Escuridão escorrendo nos dentes podres.
É inerente às plantas, o outono. Assim,
a asa de um anjo está vulnerável; minhas
palavras dão rouquidão aos cavalos, a sonhar
com centauros dançando pow wow ao derredor,
como se fosse o suficiente para ser feliz.

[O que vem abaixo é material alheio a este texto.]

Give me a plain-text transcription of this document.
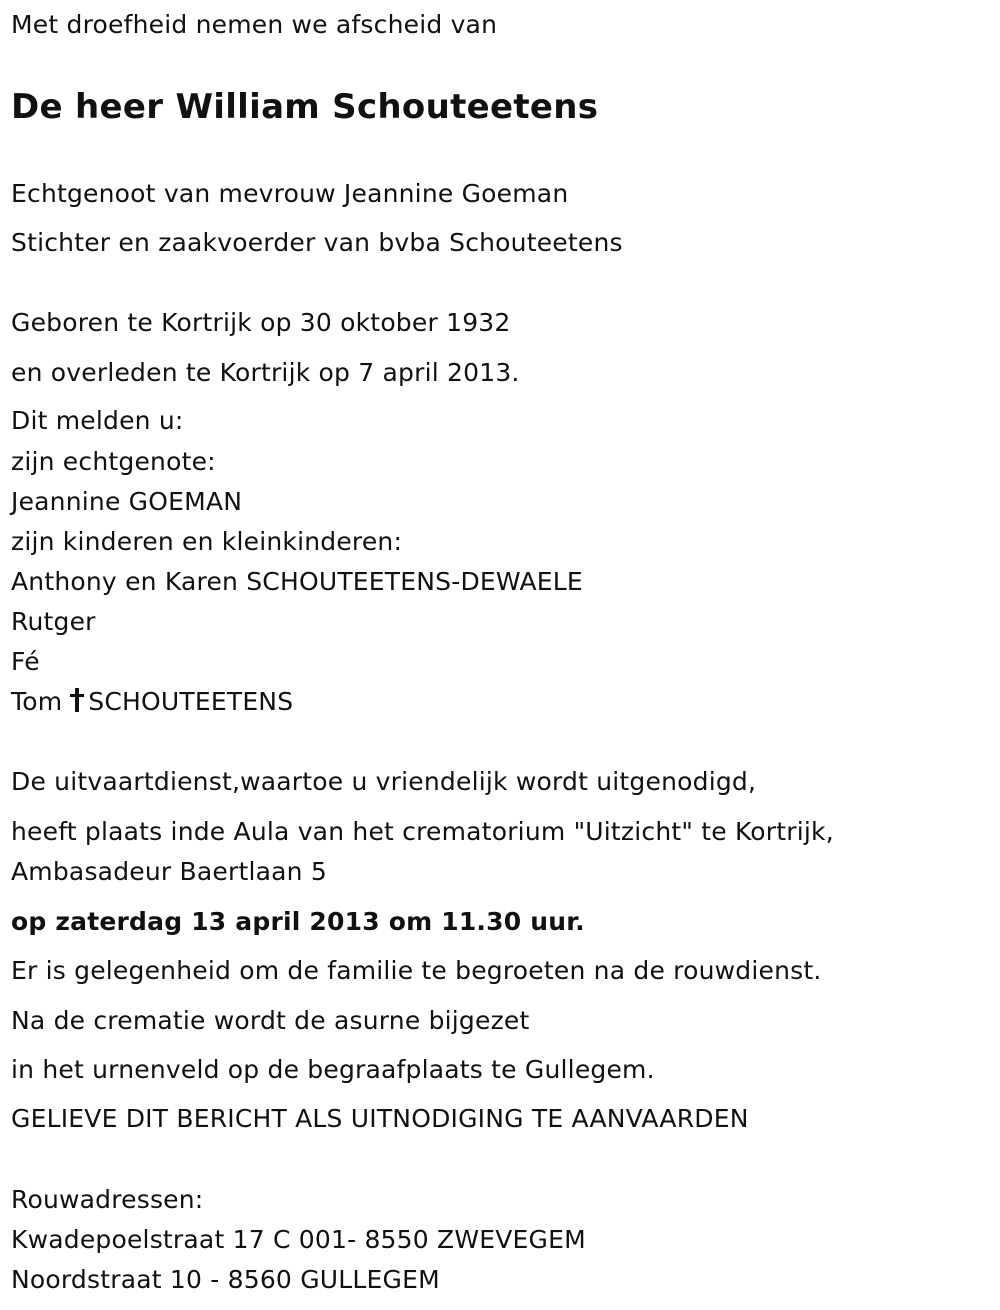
Met droefheid nemen we afscheid van
De heer William Schouteetens
Echtgenoot van mevrouw Jeannine Goeman
Stichter en zaakvoerder van bvba Schouteetens
Geboren te Kortrijk op 30 oktober 1932
en overleden te Kortrijk op 7 april 2013.
Dit melden u:
zijn echtgenote:
Jeannine GOEMAN
zijn kinderen en kleinkinderen:
Anthony en Karen SCHOUTEETENS-DEWAELE
Rutger
Fé
Tom SCHOUTEETENS
De uitvaartdienst,waartoe u vriendelijk wordt uitgenodigd,
heeft plaats inde Aula van het crematorium "Uitzicht" te Kortrijk,
Ambasadeur Baertlaan 5
op zaterdag 13 april 2013 om 11.30 uur.
Er is gelegenheid om de familie te begroeten na de rouwdienst.
Na de crematie wordt de asurne bijgezet
in het urnenveld op de begraafplaats te Gullegem.
GELIEVE DIT BERICHT ALS UITNODIGING TE AANVAARDEN
Rouwadressen:
Kwadepoelstraat 17 C 001- 8550 ZWEVEGEM
Noordstraat 10 - 8560 GULLEGEM
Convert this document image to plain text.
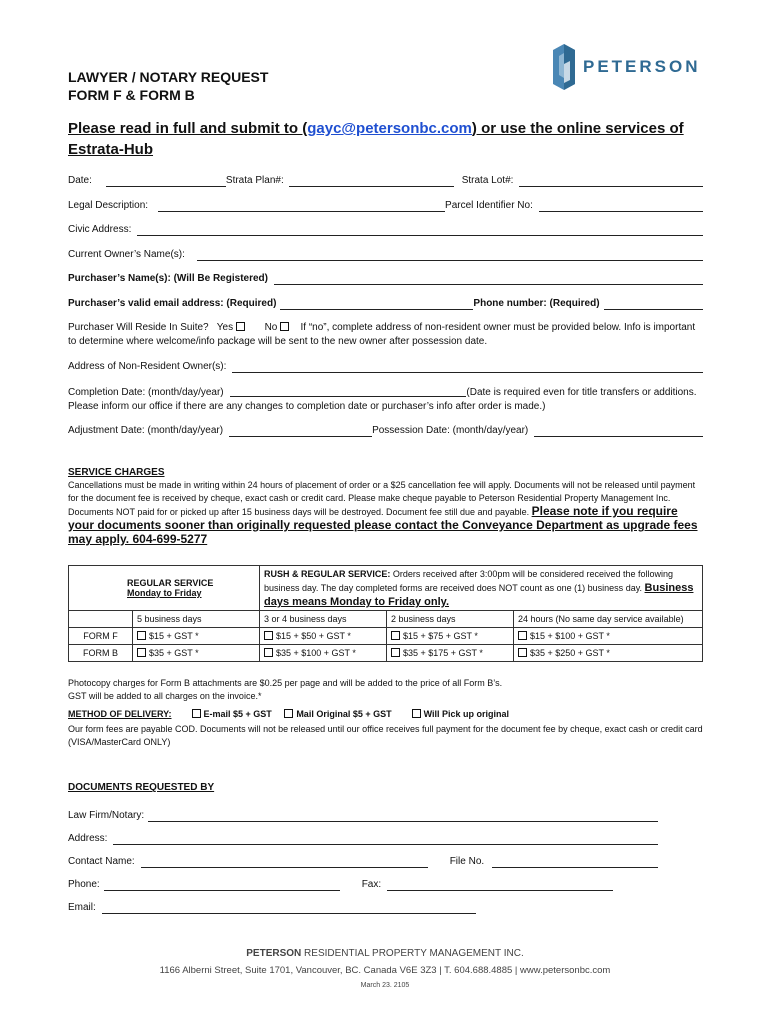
LAWYER / NOTARY REQUEST
FORM F & FORM B
PETERSON
Please read in full and submit to (gayc@petersonbc.com) or use the online services of Estrata-Hub
Date:	Strata Plan#:	Strata Lot#:
Legal Description:	Parcel Identifier No:
Civic Address:
Current Owner’s Name(s):
Purchaser’s Name(s): (Will Be Registered)
Purchaser’s valid email address: (Required)	Phone number: (Required)
Purchaser Will Reside In Suite? Yes	No If “no”, complete address of non-resident owner must be provided below. Info is important to determine where welcome/info package will be sent to the new owner after possession date.
Address of Non-Resident Owner(s):
Completion Date: (month/day/year)	(Date is required even for title transfers or additions. Please inform our office if there are any changes to completion date or purchaser’s info after order is made.)
Adjustment Date: (month/day/year)	Possession Date: (month/day/year)
SERVICE CHARGES
Cancellations must be made in writing within 24 hours of placement of order or a $25 cancellation fee will apply. Documents will not be released until payment for the document fee is received by cheque, exact cash or credit card. Please make cheque payable to Peterson Residential Property Management Inc. Documents NOT paid for or picked up after 15 business days will be destroyed. Document fee still due and payable. Please note if you require your documents sooner than originally requested please contact the Conveyance Department as upgrade fees may apply. 604-699-5277
REGULAR SERVICE
Monday to Friday		RUSH & REGULAR SERVICE: Orders received after 3:00pm will be considered received the following business day. The day completed forms are received does NOT count as one (1) business day. Business days means Monday to Friday only.		
	5 business days	3 or 4 business days	2 business days	24 hours (No same day service available)
FORM F	$15 + GST *	$15 + $50 + GST *	$15 + $75 + GST *	$15 + $100 + GST *
FORM B	$35 + GST *	$35 + $100 + GST *	$35 + $175 + GST *	$35 + $250 + GST *
Photocopy charges for Form B attachments are $0.25 per page and will be added to the price of all Form B’s.
GST will be added to all charges on the invoice.*
METHOD OF DELIVERY:	E-mail $5 + GST	Mail Original $5 + GST	Will Pick up original
Our form fees are payable COD. Documents will not be released until our office receives full payment for the document fee by cheque, exact cash or credit card (VISA/MasterCard ONLY)
DOCUMENTS REQUESTED BY
Law Firm/Notary:
Address:
Contact Name:	File No.
Phone:	Fax:
Email:
PETERSON RESIDENTIAL PROPERTY MANAGEMENT INC.
1166 Alberni Street, Suite 1701, Vancouver, BC. Canada V6E 3Z3 | T. 604.688.4885 | www.petersonbc.com
March 23. 2105
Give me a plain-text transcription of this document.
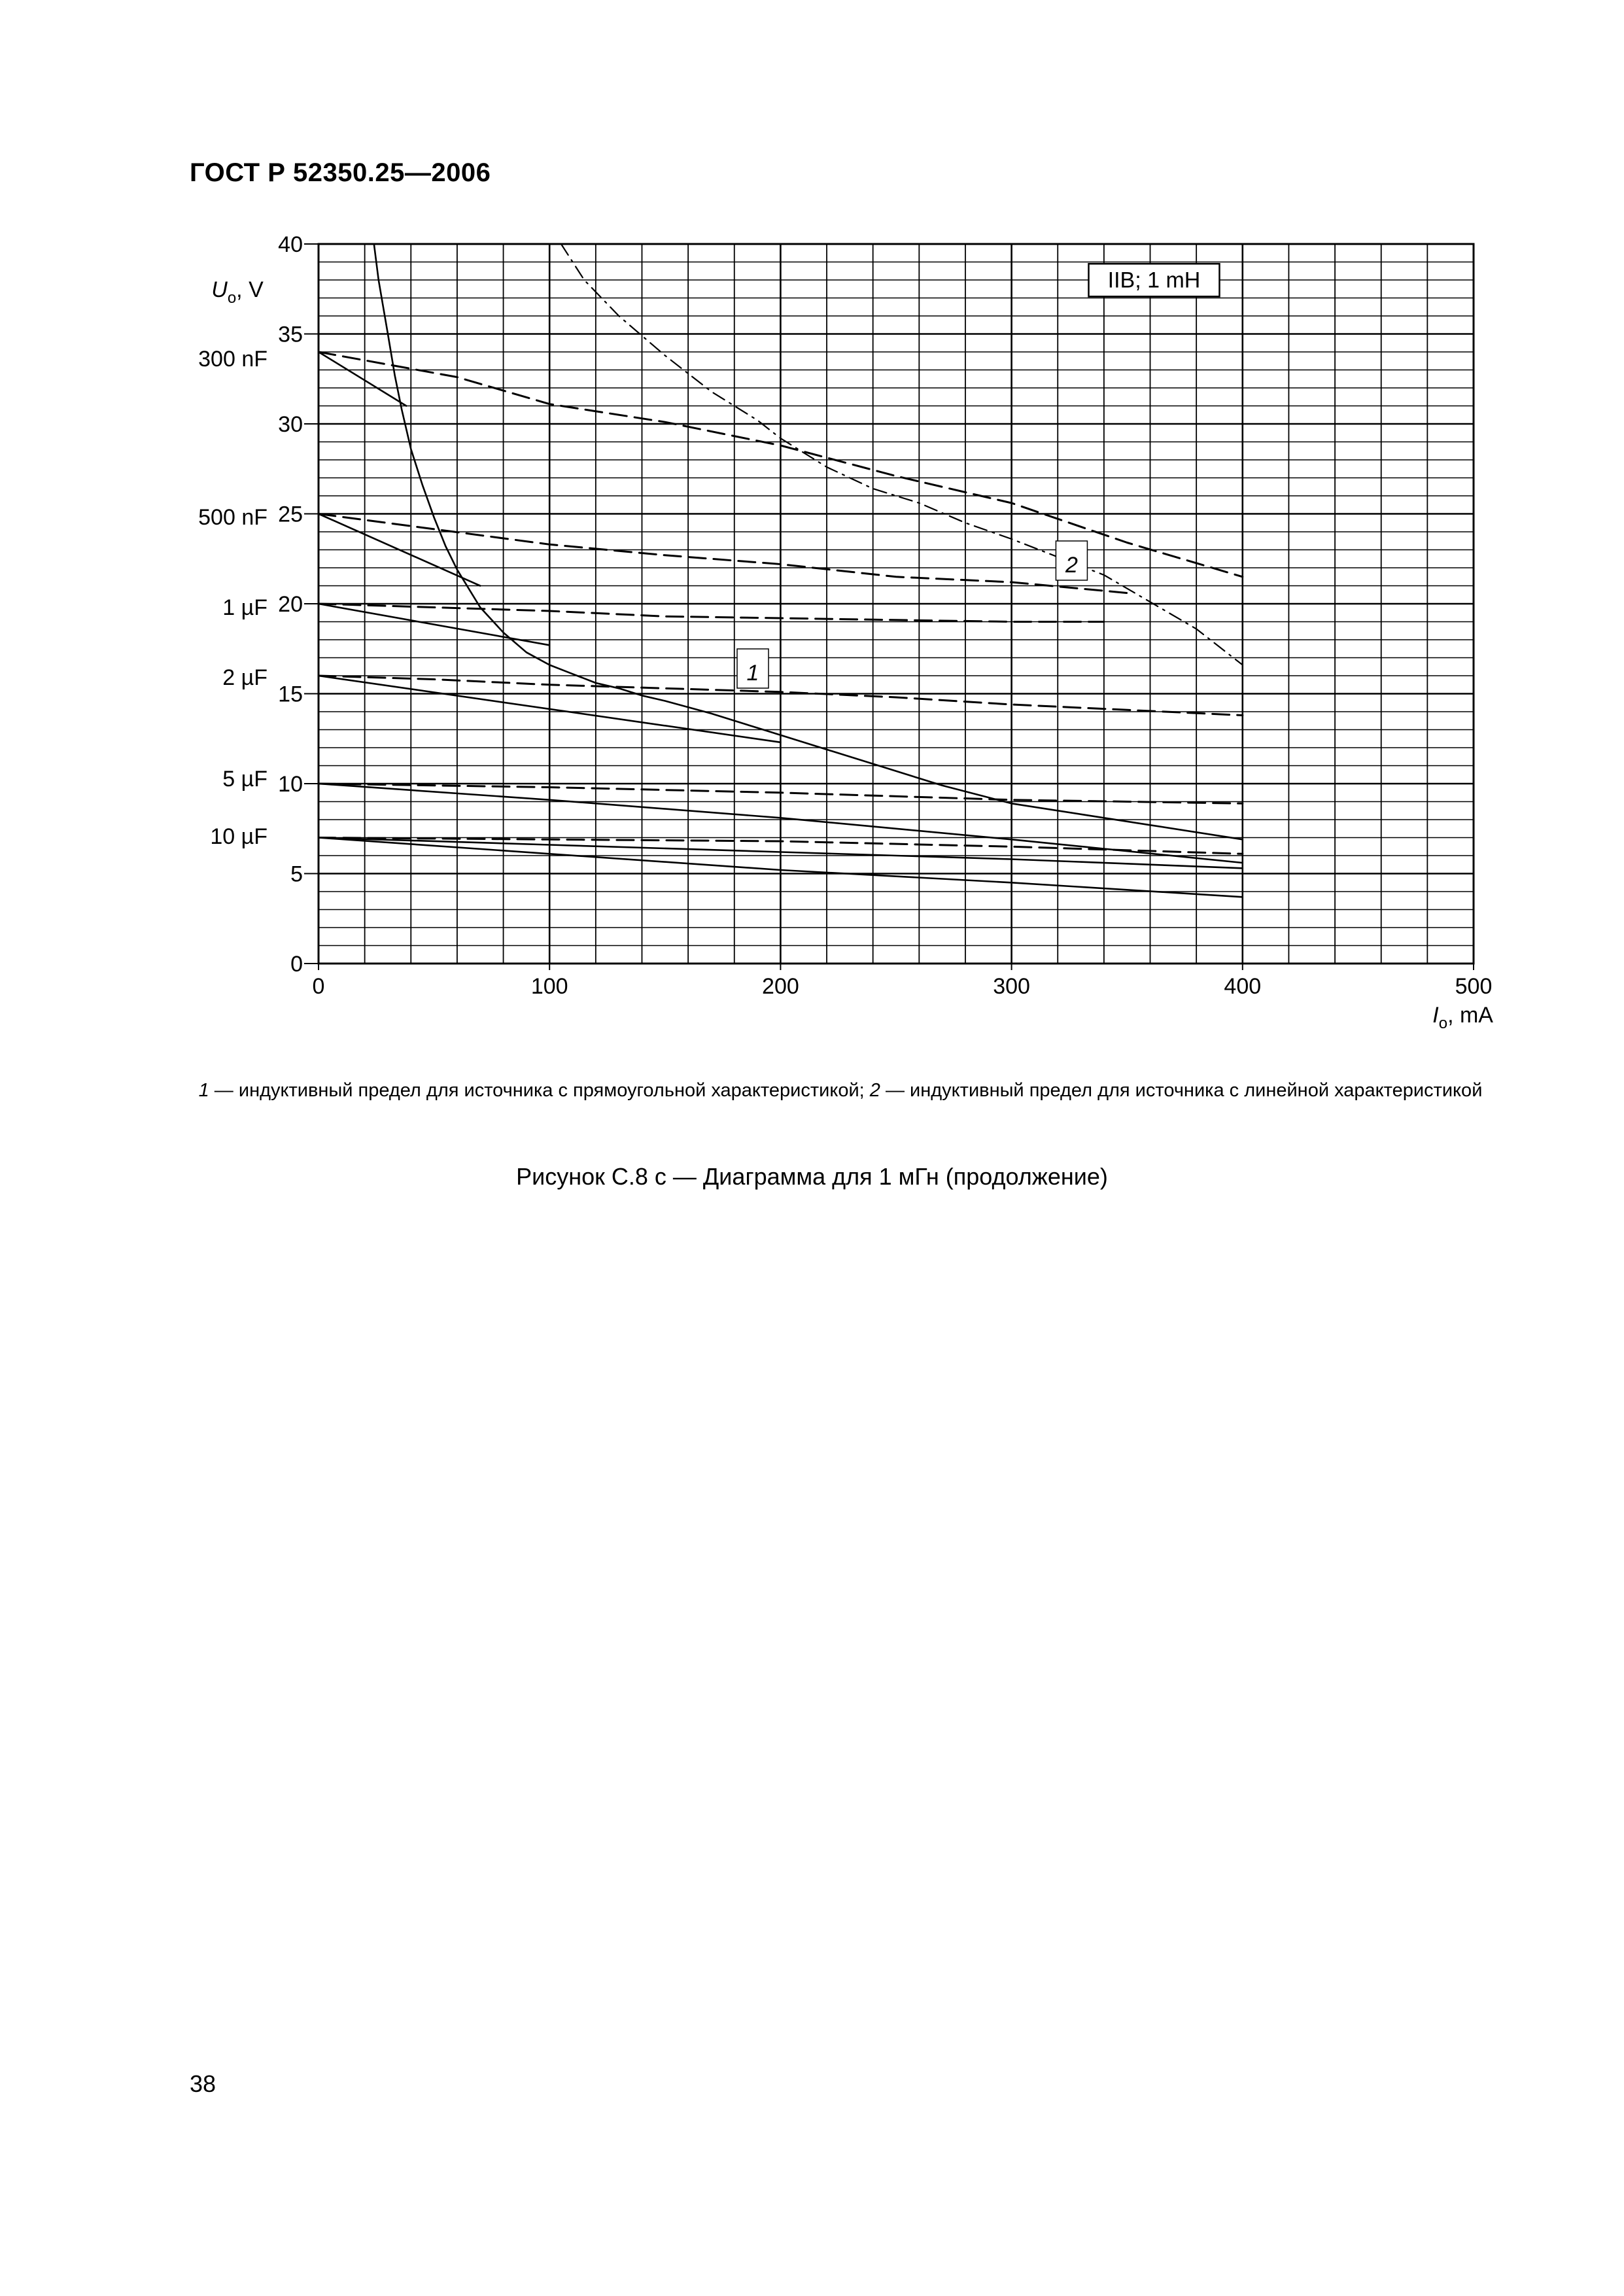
ГОСТ Р 52350.25—2006
0	100	200	300	400	500
0
5
10
15
20
25
30
35
40
IIB; 1 mH
1
2
300 nF
500 nF
1 µF
2 µF
5 µF
10 µF
$U_o$, V
$I_o$, mA
1 — индуктивный предел для источника с прямоугольной характеристикой; 2 — индуктивный предел для источника с линейной характеристикой
Рисунок С.8 с — Диаграмма для 1 мГн (продолжение)
38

Paredes de concreto árido, com rachaduras secas
de poros nasais. Um raio esparso perpendicular,
perpétuo socorro de uma constelação que
brinca de faz de conta no dilúculo pulcro
do sorriso das camélias, das putas que balançam
a bunda ao som do funk e ao Cristo que habita
todos os portões do inferno,
exatamente como deus o fez: embriagado de crepúsculo,
atônito…
……………..e demasiado humano.
Christian Dancini de Oliveira é um poeta nascido e residente de São Roque, São Paulo, que escreve poesia desde os onze anos. Com 15 anos lançou a obra “Fragmentos de uma aurora” em PDF para baixar gratuitamente através do site Projeto Livro Livre, de Iba Mendes. Aos 22 anos, publicou seu primeiro livro chamado “Reminiscências”. Além deste livro, que lançou de forma independente, ele já lançou pela editora Opera o livro “Pleroma” e pela Patuá “Dialeto das Nuvens”. Christian Dancini já publicou na revista portuguesa Quiasmo, na Mallarmargens, Ruído Manifesto, Acrobata, pela revista espanhola Kametsa etc. Seu livro “Dialeto das Nuvens” foi semifinalista do prêmio Oceanos 2024.